Anything short of a transparent conclusion, a scenario where Obi wins all Southeastern states but still loses the election (bloc voting), or even the Abiola treatment, where he wins and is denied peaceful transfer of power, could be veritable evidence to the world community that political participation is a farce devoid of the answer to the Igbo question. It might trigger prompt action that could disavow the nay Sayers of their illusion of false sense of security and hasten partition of Nigeria through plebiscite or other means. The Sudan proves that this is not novel in modern Sahel. Basically, Obi’s treatment will be under scrutiny from within and without, both laden with potential hazards for Nigeria’s survival.

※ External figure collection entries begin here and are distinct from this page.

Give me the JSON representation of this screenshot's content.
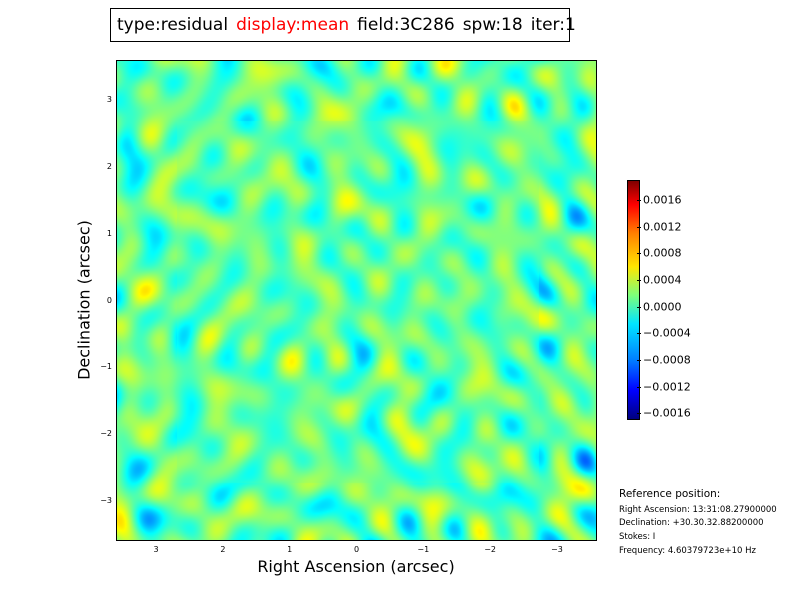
{
  "title": {
    "type": "type:residual",
    "display": "display:mean",
    "field": "field:3C286",
    "spw": "spw:18",
    "iter": "iter:1",
    "display_color": "#ff0000"
  },
  "chart_data": {
    "type": "heatmap",
    "title": "type:residual display:mean field:3C286 spw:18 iter:1",
    "xlabel": "Right Ascension (arcsec)",
    "ylabel": "Declination (arcsec)",
    "x_ticks": [
      3,
      2,
      1,
      0,
      -1,
      -2,
      -3
    ],
    "x_tick_labels": [
      "3",
      "2",
      "1",
      "0",
      "−1",
      "−2",
      "−3"
    ],
    "y_ticks": [
      3,
      2,
      1,
      0,
      -1,
      -2,
      -3
    ],
    "y_tick_labels": [
      "3",
      "2",
      "1",
      "0",
      "−1",
      "−2",
      "−3"
    ],
    "xlim": [
      3.6,
      -3.6
    ],
    "ylim": [
      -3.6,
      3.6
    ],
    "colorbar": {
      "label": "",
      "range": [
        -0.0017,
        0.0019
      ],
      "ticks": [
        0.0016,
        0.0012,
        0.0008,
        0.0004,
        0.0,
        -0.0004,
        -0.0008,
        -0.0012,
        -0.0016
      ],
      "tick_labels": [
        "0.0016",
        "0.0012",
        "0.0008",
        "0.0004",
        "0.0000",
        "−0.0004",
        "−0.0008",
        "−0.0012",
        "−0.0016"
      ],
      "colormap": "jet"
    },
    "description_note": "Residual image noise field with speckle-like structure; values mostly near zero."
  },
  "reference": {
    "heading": "Reference position:",
    "ra": "Right Ascension: 13:31:08.27900000",
    "dec": "Declination: +30.30.32.88200000",
    "stokes": "Stokes: I",
    "frequency": "Frequency: 4.60379723e+10 Hz"
  }
}
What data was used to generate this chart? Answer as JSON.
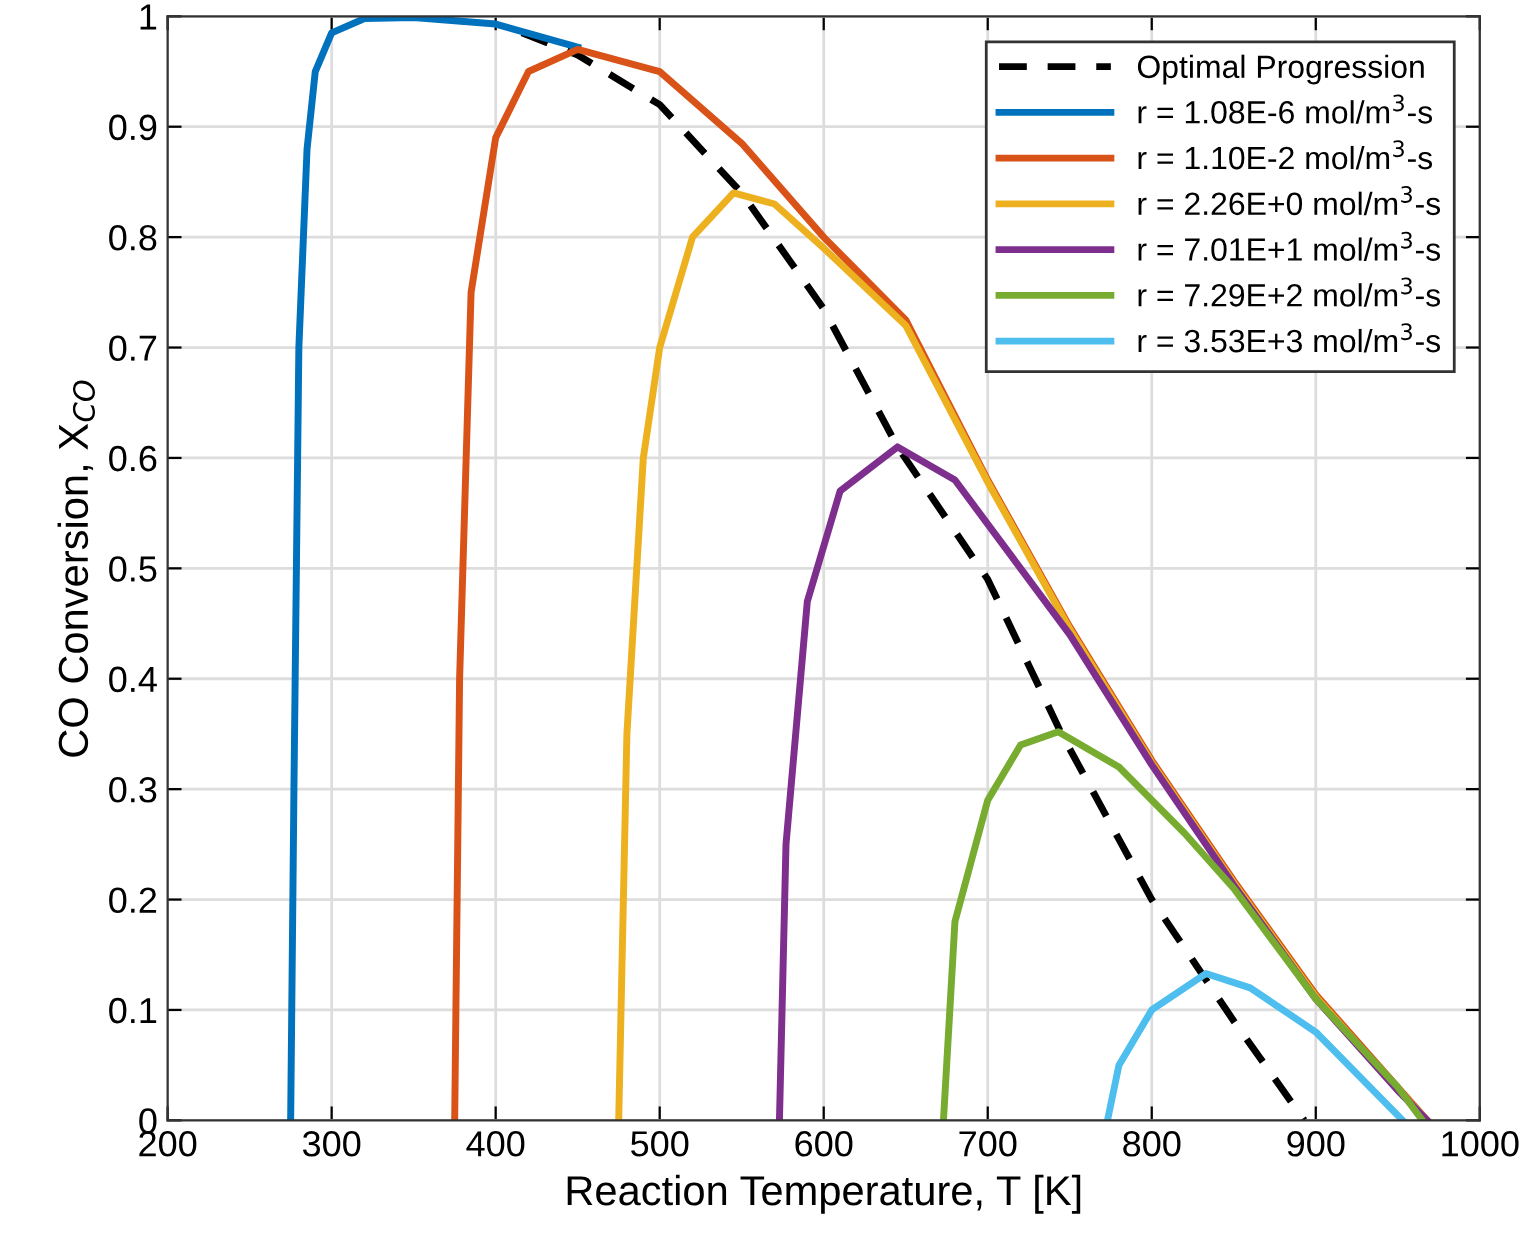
{
  "chart_data": {
    "type": "line",
    "xlabel": "Reaction Temperature, T [K]",
    "ylabel": "CO Conversion, X$_{CO}$",
    "xlim": [
      200,
      1000
    ],
    "ylim": [
      0,
      1
    ],
    "xticks": [
      200,
      300,
      400,
      500,
      600,
      700,
      800,
      900,
      1000
    ],
    "yticks": [
      0,
      0.1,
      0.2,
      0.3,
      0.4,
      0.5,
      0.6,
      0.7,
      0.8,
      0.9,
      1
    ],
    "grid": true,
    "legend": "top right",
    "marker": "none",
    "series": [
      {
        "name": "Optimal Progression",
        "color": "#000000",
        "line_style": "dashed",
        "x": [
          416,
          450,
          500,
          550,
          600,
          645,
          700,
          745,
          800,
          850,
          893
        ],
        "values": [
          0.985,
          0.965,
          0.92,
          0.84,
          0.735,
          0.61,
          0.49,
          0.35,
          0.2,
          0.09,
          0
        ]
      },
      {
        "name": "r = 1.08E-6 mol/m$^{3}$-s",
        "color": "#0072bd",
        "line_style": "solid",
        "x": [
          275,
          277,
          280,
          285,
          290,
          300,
          320,
          350,
          400,
          450
        ],
        "values": [
          0,
          0.3,
          0.7,
          0.88,
          0.95,
          0.985,
          0.998,
          0.999,
          0.993,
          0.972
        ]
      },
      {
        "name": "r = 1.10E-2 mol/m$^{3}$-s",
        "color": "#d95319",
        "line_style": "solid",
        "x": [
          375,
          378,
          385,
          400,
          420,
          450,
          500,
          550,
          600,
          650,
          700,
          750,
          800,
          850,
          900,
          950,
          968
        ],
        "values": [
          0,
          0.4,
          0.75,
          0.89,
          0.95,
          0.97,
          0.95,
          0.885,
          0.8,
          0.725,
          0.58,
          0.447,
          0.326,
          0.217,
          0.114,
          0.03,
          0
        ]
      },
      {
        "name": "r = 2.26E+0 mol/m$^{3}$-s",
        "color": "#edb120",
        "line_style": "solid",
        "x": [
          475,
          480,
          490,
          500,
          520,
          545,
          570,
          600,
          650,
          700,
          750,
          800,
          850,
          900,
          950,
          968
        ],
        "values": [
          0,
          0.35,
          0.6,
          0.7,
          0.8,
          0.84,
          0.83,
          0.79,
          0.72,
          0.578,
          0.445,
          0.324,
          0.215,
          0.112,
          0.028,
          0
        ]
      },
      {
        "name": "r = 7.01E+1 mol/m$^{3}$-s",
        "color": "#7e2f8e",
        "line_style": "solid",
        "x": [
          573,
          577,
          590,
          610,
          645,
          680,
          720,
          750,
          800,
          850,
          900,
          950,
          968
        ],
        "values": [
          0,
          0.25,
          0.47,
          0.57,
          0.61,
          0.58,
          0.5,
          0.44,
          0.322,
          0.213,
          0.11,
          0.027,
          0
        ]
      },
      {
        "name": "r = 7.29E+2 mol/m$^{3}$-s",
        "color": "#77ac30",
        "line_style": "solid",
        "x": [
          673,
          680,
          700,
          720,
          743,
          780,
          820,
          850,
          900,
          950,
          965
        ],
        "values": [
          0,
          0.18,
          0.29,
          0.34,
          0.352,
          0.32,
          0.26,
          0.21,
          0.11,
          0.03,
          0
        ]
      },
      {
        "name": "r = 3.53E+3 mol/m$^{3}$-s",
        "color": "#4dbeee",
        "line_style": "solid",
        "x": [
          773,
          780,
          800,
          833,
          860,
          900,
          953
        ],
        "values": [
          0,
          0.05,
          0.1,
          0.133,
          0.12,
          0.08,
          0
        ]
      }
    ]
  }
}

In the end, Nigeria’s Waterloo may not be the gladiators many decry, after all—the secessionists that opportunists and their errand boys and apologists hinge their insular politics upon, or the marauding Boko Haram, herdsmen, bandits, ISWAP, and supposedly faceless “unknown gun men” that continue to terrorize the land. It may come down to Peter Obi’s epic presidential run—that kind of obscure, endogenous catalyst that has sent empires crashing through the ages.

Alozie, Ph.D. is Professor of Public Policy and Head, Faculty of Social Science
College of Integrative Sciences and Arts, Arizona State University, USA.